Fuite des cerveaux, chômage, insécurité alimentaire, crise financière… Les talibans, ces nouveaux maîtres de l’Afghanistan, sauront-ils faire face aux défis à venir ?
Depuis la chute de la capitale afghane, nombreux sont ceux qui comparent le mouvement fondamentaliste – taliban – au Moyen ge (qui a séparé, en l’espace de 1 000 ans, la fin de l’Empire romain d’Occident de la découverte de l’Amérique par Christophe Colomb) en Europe. C’est devenu une référence omniprésente. Cela démontre ainsi que, pour certains, l’époque médiévale est synonyme d’obscurantisme et de violence. C’est une image forgée délibérément.
A travers tout le pays, anciens collaborateurs des Occidentaux, activistes et femmes émancipées se cachent en vue d’échapper aux exactions du nouveau pouvoir. “L’inquiétude est grande tandis que les talibans sont de retour au pouvoir en Afghanistan, particulièrement à Kaboul”, souligne le journal de l’Afrique. Depuis la prise de contrôle de l’Afghanistan, particulièrement de Kaboul, par les talibans, lundi 23 septembre 2021, les souvenirs douloureux du régime de ‘Oussama Ben Laden’ qui appliquaient rigoureusement ‘la charia’ remontent. L’espoir que le régime taliban ait changé est toutefois tenu. Les dirigeants talibans, Haibatullah Akhundzada en tête, ont ainsi promis une amnistie (ou encore une absolution) totale pour ceux et celles qui ont travaillé pour le gouvernement afghan élu. Par ailleurs, ils ont multiplié les déclarations rassurantes, particulièrement sur le départ définitif des étrangers. Mais, depuis quelques jours, de nombreux signaux négatifs se multiplient.

      “La situation est catastrophique”

Selon le dernier rapport du Pentagone, les talibans ont intensifié, ces deux dernières semaines, leur recherche des personnes ayant travaillé – pendant les 20 ans de guerre – avec les forces de l’OTAN (Organisation du traité de l’Atlantique nord) et américaines, malgré les promesses de ceux-ci de ne pas chercher à se venger de leurs opposants.

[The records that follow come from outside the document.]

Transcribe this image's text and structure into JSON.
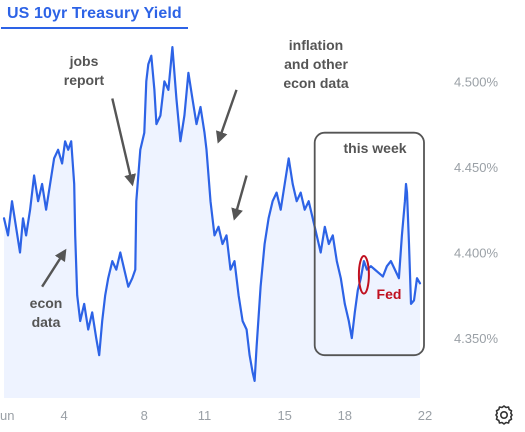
{
  "chart_data": {
    "type": "line",
    "title": "US 10yr Treasury Yield",
    "x_tick_labels": [
      "Jun",
      "4",
      "8",
      "11",
      "15",
      "18",
      "22"
    ],
    "x_tick_days": [
      1,
      4,
      8,
      11,
      15,
      18,
      22
    ],
    "y_tick_labels": [
      "4.500%",
      "4.450%",
      "4.400%",
      "4.350%"
    ],
    "y_tick_values": [
      4.5,
      4.45,
      4.4,
      4.35
    ],
    "ylim": [
      4.315,
      4.53
    ],
    "xlim": [
      1,
      22.1
    ],
    "grid": false,
    "series": [
      {
        "color": "#2d63e6",
        "points": [
          [
            1.0,
            4.42
          ],
          [
            1.2,
            4.41
          ],
          [
            1.4,
            4.43
          ],
          [
            1.6,
            4.415
          ],
          [
            1.8,
            4.4
          ],
          [
            1.95,
            4.42
          ],
          [
            2.1,
            4.41
          ],
          [
            2.3,
            4.425
          ],
          [
            2.5,
            4.445
          ],
          [
            2.7,
            4.43
          ],
          [
            2.9,
            4.44
          ],
          [
            3.1,
            4.425
          ],
          [
            3.3,
            4.44
          ],
          [
            3.5,
            4.455
          ],
          [
            3.7,
            4.46
          ],
          [
            3.9,
            4.452
          ],
          [
            4.05,
            4.465
          ],
          [
            4.2,
            4.46
          ],
          [
            4.35,
            4.465
          ],
          [
            4.5,
            4.44
          ],
          [
            4.55,
            4.41
          ],
          [
            4.65,
            4.375
          ],
          [
            4.8,
            4.36
          ],
          [
            5.0,
            4.37
          ],
          [
            5.2,
            4.355
          ],
          [
            5.4,
            4.365
          ],
          [
            5.6,
            4.35
          ],
          [
            5.75,
            4.34
          ],
          [
            5.9,
            4.36
          ],
          [
            6.05,
            4.375
          ],
          [
            6.2,
            4.385
          ],
          [
            6.4,
            4.395
          ],
          [
            6.6,
            4.39
          ],
          [
            6.8,
            4.4
          ],
          [
            7.0,
            4.39
          ],
          [
            7.2,
            4.38
          ],
          [
            7.4,
            4.385
          ],
          [
            7.55,
            4.39
          ],
          [
            7.6,
            4.43
          ],
          [
            7.8,
            4.46
          ],
          [
            8.0,
            4.47
          ],
          [
            8.1,
            4.5
          ],
          [
            8.2,
            4.51
          ],
          [
            8.35,
            4.515
          ],
          [
            8.5,
            4.495
          ],
          [
            8.6,
            4.475
          ],
          [
            8.8,
            4.48
          ],
          [
            9.0,
            4.5
          ],
          [
            9.2,
            4.495
          ],
          [
            9.4,
            4.52
          ],
          [
            9.6,
            4.49
          ],
          [
            9.8,
            4.465
          ],
          [
            10.0,
            4.48
          ],
          [
            10.2,
            4.505
          ],
          [
            10.4,
            4.49
          ],
          [
            10.6,
            4.475
          ],
          [
            10.8,
            4.485
          ],
          [
            11.0,
            4.47
          ],
          [
            11.1,
            4.46
          ],
          [
            11.3,
            4.43
          ],
          [
            11.5,
            4.41
          ],
          [
            11.7,
            4.415
          ],
          [
            11.9,
            4.405
          ],
          [
            12.1,
            4.41
          ],
          [
            12.3,
            4.39
          ],
          [
            12.5,
            4.395
          ],
          [
            12.7,
            4.375
          ],
          [
            12.9,
            4.36
          ],
          [
            13.1,
            4.355
          ],
          [
            13.25,
            4.34
          ],
          [
            13.4,
            4.33
          ],
          [
            13.5,
            4.325
          ],
          [
            13.6,
            4.345
          ],
          [
            13.8,
            4.38
          ],
          [
            14.0,
            4.405
          ],
          [
            14.2,
            4.42
          ],
          [
            14.4,
            4.43
          ],
          [
            14.6,
            4.435
          ],
          [
            14.8,
            4.425
          ],
          [
            15.0,
            4.44
          ],
          [
            15.2,
            4.455
          ],
          [
            15.4,
            4.44
          ],
          [
            15.6,
            4.43
          ],
          [
            15.8,
            4.435
          ],
          [
            16.0,
            4.425
          ],
          [
            16.2,
            4.43
          ],
          [
            16.4,
            4.42
          ],
          [
            16.6,
            4.41
          ],
          [
            16.8,
            4.4
          ],
          [
            17.0,
            4.415
          ],
          [
            17.2,
            4.405
          ],
          [
            17.4,
            4.41
          ],
          [
            17.6,
            4.395
          ],
          [
            17.8,
            4.385
          ],
          [
            18.0,
            4.37
          ],
          [
            18.2,
            4.36
          ],
          [
            18.35,
            4.35
          ],
          [
            18.5,
            4.365
          ],
          [
            18.65,
            4.378
          ],
          [
            18.8,
            4.385
          ],
          [
            18.95,
            4.395
          ],
          [
            19.1,
            4.39
          ],
          [
            19.3,
            4.392
          ],
          [
            19.5,
            4.39
          ],
          [
            19.7,
            4.388
          ],
          [
            19.9,
            4.386
          ],
          [
            20.1,
            4.392
          ],
          [
            20.3,
            4.395
          ],
          [
            20.5,
            4.39
          ],
          [
            20.7,
            4.385
          ],
          [
            20.85,
            4.41
          ],
          [
            21.0,
            4.43
          ],
          [
            21.05,
            4.44
          ],
          [
            21.1,
            4.435
          ],
          [
            21.2,
            4.405
          ],
          [
            21.3,
            4.37
          ],
          [
            21.45,
            4.372
          ],
          [
            21.6,
            4.385
          ],
          [
            21.75,
            4.382
          ]
        ]
      }
    ],
    "annotations": [
      {
        "lines": [
          "jobs",
          "report"
        ],
        "arrow_from": [
          6.4,
          4.49
        ],
        "arrow_to": [
          7.4,
          4.44
        ]
      },
      {
        "lines": [
          "inflation",
          "and other",
          "econ data"
        ],
        "arrow_from": [
          12.6,
          4.495
        ],
        "arrow_to": [
          11.7,
          4.465
        ]
      },
      {
        "lines": [],
        "arrow_from": [
          13.1,
          4.445
        ],
        "arrow_to": [
          12.5,
          4.42
        ]
      },
      {
        "lines": [
          "econ",
          "data"
        ],
        "arrow_from": [
          2.9,
          4.38
        ],
        "arrow_to": [
          4.05,
          4.401
        ]
      },
      {
        "lines": [
          "this week"
        ],
        "box": [
          16.5,
          21.95,
          4.47,
          4.34
        ]
      },
      {
        "lines": [
          "Fed"
        ],
        "color": "#c01020",
        "ellipse": [
          18.95,
          4.387,
          0.25,
          0.011
        ]
      }
    ]
  }
}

Selon indice bonheur pays, les talibans possèdent aujourd’hui des ‘listes prioritaires’ des gens qu’ils veulent arrêter. Les plus à risque sont ceux et celles possédant des postes à responsabilité au sein des unités de renseignement, de la police et des forces armées afghanes. Ils ont même effectué des ‘visites ciblées porte-à-porte’ chez les personnes qu’ils souhaitent arrêter. D’ailleurs, plusieurs internautes et journalistes l’ont fait remarquer sur les réseaux sociaux. “Nos sources confirment plusieurs exécutions publiques en Afghanistan, principalement à Kaboul et Jalalabad”. D’après le même rapport, les talibans ciblent les familles (proches) des individus qui refusent toujours de se rendre. Ils vont certainement les punir selon ‘la loi islamique’.